How do you eat an elephant?

One of the largest struggles novice programmers have difficulty with is disassembling large problems into a logical set of smaller, solvable problems.

There is no code that is hard to write.  Writing code is not the hard part about being a programmer.  Take any problem and break it down into small enough sub-problems so that they’re solvable, and it’s all easy.  A large part of the skill required in being a programmer is in the ability to break large problems into small problems.

Novice programmers aren’t the only programmers who struggle with this skill either.  You can take a look at any piece of source code and make a pretty good assessment of the author’s ability to break problems down just by looking at the average line-count of the methods they write.  Generally speaking, coders who author longer methods are coders who aren’t breaking problems down far enough.  If they did, they’d have five methods instead of one–and they’d all be significantly shorter than that four-hundred line monstrosity they wrote (and they’re probably proud of it too because it probably felt difficult).  When you break your problems down far enough, you’ve naturally extracted your code into logic groupings that make sense as individual methods.  And this make those chunks of code far more reusable.

So, how do you eat an elephant?  One bite at a time.

You can’t possibly fit an entire elephant into your mouth, so pull out your fork & knife, and dissect that sucker into digestable chunks.  Eat one piece at a time.  Solve one programming problem at a time.

I recently saw a question posted online that read something like this:

How do I write an iOS app to randomly display a new image from file every 30 seconds?

That’s a big elephant.  The question is worded in such a way that implies that the user knows next to nothing about iOS app development.  There’s nothing wrong with being a novice, but when you’re asking this question without the slightest clue of where to begin, the only way anyone can answer this question for you is essentially by writing the entire app for you.  You’d be better of asking:

Does anyone know of any iOS apps I can download on my phone which randomly display a new image from file every 30 seconds?

So, let’s break this problem down.  Given this specific problem statement, what problems must be solved?

  • How do I create an iOS app?
  • How do I display an image from file?
  • How do I something every 30 seconds?
  • How do I select an image on file at random?

A novice programmer might know how to do all of these individually.  Or, they may know only how to do some of these.  They may even know how to do none of these things.  But no matter what they know, at this point, the problem statement has been broken down into digestable, solvable bites.

The first point (“How do I create an iOS app?”) is a large one which would take quite some time for a more experienced programmer to explain to a novice, but there are plenty of tutorials available on the web for getting into the absolute basics of iOS app development.

The next three points are all easily solvable with the tiniest bit of Google-foo.  If you can’t find an answer to all three of these problems on Stack Overflow (without posting a new question), you’re not looking hard enough.

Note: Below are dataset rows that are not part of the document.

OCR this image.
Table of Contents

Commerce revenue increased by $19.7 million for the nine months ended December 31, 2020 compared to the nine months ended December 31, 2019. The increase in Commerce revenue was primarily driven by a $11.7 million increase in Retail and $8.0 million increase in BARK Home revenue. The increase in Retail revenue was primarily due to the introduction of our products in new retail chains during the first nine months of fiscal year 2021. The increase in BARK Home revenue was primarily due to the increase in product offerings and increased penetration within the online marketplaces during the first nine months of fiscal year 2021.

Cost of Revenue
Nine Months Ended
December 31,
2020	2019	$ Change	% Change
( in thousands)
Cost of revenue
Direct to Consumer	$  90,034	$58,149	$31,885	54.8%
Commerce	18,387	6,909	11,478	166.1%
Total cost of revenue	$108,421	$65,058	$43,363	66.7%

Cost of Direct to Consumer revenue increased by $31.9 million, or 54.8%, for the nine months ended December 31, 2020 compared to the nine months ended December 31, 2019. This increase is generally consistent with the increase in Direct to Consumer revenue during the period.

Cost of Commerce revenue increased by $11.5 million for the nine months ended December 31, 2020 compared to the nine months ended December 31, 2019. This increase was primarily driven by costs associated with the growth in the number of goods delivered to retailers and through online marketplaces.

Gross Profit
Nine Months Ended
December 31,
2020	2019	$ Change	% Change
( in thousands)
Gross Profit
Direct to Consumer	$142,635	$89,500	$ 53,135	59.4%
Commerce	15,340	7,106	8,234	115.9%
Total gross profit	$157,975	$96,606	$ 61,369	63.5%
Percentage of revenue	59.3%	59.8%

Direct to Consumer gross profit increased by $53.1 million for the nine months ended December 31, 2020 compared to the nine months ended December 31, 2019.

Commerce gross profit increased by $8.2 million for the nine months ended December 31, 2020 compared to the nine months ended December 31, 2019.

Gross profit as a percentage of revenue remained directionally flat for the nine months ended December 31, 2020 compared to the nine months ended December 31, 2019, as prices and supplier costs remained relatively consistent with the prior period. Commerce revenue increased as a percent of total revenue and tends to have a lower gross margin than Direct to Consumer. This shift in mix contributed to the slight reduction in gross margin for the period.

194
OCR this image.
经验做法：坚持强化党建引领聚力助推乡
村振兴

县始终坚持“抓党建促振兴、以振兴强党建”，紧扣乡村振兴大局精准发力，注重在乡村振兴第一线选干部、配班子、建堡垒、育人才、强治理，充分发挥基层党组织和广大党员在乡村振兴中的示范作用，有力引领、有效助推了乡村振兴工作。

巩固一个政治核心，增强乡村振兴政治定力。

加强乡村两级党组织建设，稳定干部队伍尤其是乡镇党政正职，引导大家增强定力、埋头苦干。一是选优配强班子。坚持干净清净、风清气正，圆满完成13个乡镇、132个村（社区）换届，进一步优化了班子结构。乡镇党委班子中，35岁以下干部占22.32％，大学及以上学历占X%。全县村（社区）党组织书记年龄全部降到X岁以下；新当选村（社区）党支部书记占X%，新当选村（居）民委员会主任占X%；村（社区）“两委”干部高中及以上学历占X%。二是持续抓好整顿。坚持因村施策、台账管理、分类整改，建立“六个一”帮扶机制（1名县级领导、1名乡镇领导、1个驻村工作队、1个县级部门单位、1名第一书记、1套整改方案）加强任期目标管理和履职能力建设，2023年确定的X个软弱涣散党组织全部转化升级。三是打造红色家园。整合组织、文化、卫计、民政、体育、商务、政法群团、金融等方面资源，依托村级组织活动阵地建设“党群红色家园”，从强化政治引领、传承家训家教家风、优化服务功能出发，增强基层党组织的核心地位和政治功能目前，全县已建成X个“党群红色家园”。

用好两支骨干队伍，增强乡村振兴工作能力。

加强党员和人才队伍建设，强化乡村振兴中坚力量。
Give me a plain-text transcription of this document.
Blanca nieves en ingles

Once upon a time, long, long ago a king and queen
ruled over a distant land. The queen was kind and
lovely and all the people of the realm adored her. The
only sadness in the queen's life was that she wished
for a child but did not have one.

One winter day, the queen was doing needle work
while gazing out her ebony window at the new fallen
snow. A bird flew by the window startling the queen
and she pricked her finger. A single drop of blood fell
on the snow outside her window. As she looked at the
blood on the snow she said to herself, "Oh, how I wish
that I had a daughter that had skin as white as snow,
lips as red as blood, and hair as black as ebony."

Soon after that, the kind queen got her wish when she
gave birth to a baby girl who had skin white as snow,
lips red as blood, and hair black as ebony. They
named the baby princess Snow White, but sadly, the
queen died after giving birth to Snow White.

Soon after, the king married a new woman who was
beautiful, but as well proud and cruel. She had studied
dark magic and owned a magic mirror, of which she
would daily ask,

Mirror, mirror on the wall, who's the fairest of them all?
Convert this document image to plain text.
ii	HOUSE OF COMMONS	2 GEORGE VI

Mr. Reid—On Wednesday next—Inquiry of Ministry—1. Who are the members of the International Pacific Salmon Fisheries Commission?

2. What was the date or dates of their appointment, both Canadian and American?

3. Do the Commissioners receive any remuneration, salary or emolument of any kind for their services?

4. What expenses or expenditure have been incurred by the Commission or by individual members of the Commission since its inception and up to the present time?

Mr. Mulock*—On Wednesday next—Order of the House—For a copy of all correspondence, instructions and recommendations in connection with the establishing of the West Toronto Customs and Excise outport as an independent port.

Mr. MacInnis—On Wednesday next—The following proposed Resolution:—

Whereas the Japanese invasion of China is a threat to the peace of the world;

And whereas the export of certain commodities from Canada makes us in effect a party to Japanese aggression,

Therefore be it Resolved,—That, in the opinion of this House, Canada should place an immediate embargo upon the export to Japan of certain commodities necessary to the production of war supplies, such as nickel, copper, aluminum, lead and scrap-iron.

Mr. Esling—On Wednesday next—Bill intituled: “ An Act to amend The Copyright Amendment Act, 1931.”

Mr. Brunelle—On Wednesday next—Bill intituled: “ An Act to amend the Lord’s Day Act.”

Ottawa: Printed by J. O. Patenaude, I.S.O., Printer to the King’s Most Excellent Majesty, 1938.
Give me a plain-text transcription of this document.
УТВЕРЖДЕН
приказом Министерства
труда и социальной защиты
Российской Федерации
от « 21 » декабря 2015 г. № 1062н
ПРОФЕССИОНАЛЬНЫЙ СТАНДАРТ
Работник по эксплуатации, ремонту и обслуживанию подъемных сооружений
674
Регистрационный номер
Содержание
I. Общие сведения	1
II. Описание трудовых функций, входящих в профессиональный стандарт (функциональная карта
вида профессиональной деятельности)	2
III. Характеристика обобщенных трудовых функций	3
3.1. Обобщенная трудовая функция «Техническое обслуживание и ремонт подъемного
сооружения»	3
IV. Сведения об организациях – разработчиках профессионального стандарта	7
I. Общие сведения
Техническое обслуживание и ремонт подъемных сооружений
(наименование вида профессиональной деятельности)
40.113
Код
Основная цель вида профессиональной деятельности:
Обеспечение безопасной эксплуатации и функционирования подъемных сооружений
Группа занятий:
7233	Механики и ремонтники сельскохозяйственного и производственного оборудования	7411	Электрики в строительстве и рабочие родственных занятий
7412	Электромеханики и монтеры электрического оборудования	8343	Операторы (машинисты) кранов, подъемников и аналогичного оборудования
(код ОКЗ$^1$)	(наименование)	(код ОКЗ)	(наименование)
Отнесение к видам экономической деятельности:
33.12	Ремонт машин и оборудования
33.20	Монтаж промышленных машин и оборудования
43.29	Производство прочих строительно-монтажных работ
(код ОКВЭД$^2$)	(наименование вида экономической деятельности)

Of course, every scenario is different, and all problems will break down into their own unique subset of smaller problems, but if you search online for a solution to your problem and you can’t find the answer, there’s a good chance your problem can be broken down still further.  Some of these small problems you won’t know how to solve, but some of them you will.  Start by solving the ones you can, then re-assess which ones you can and can’t solve with your current knowledge.  Chances are pretty good that in solving some of the other problems, you somehow figured out the solution to one of the other problems.  And even if you didn’t, if you broke these problems down into digestable chunks, chances are going to be quite high that someone has already posted the solution to this problem online somewhere.

And don’t forget, this particular advice can be applied to all facets of life.

Disassemble your problems so you can assemble your solutions.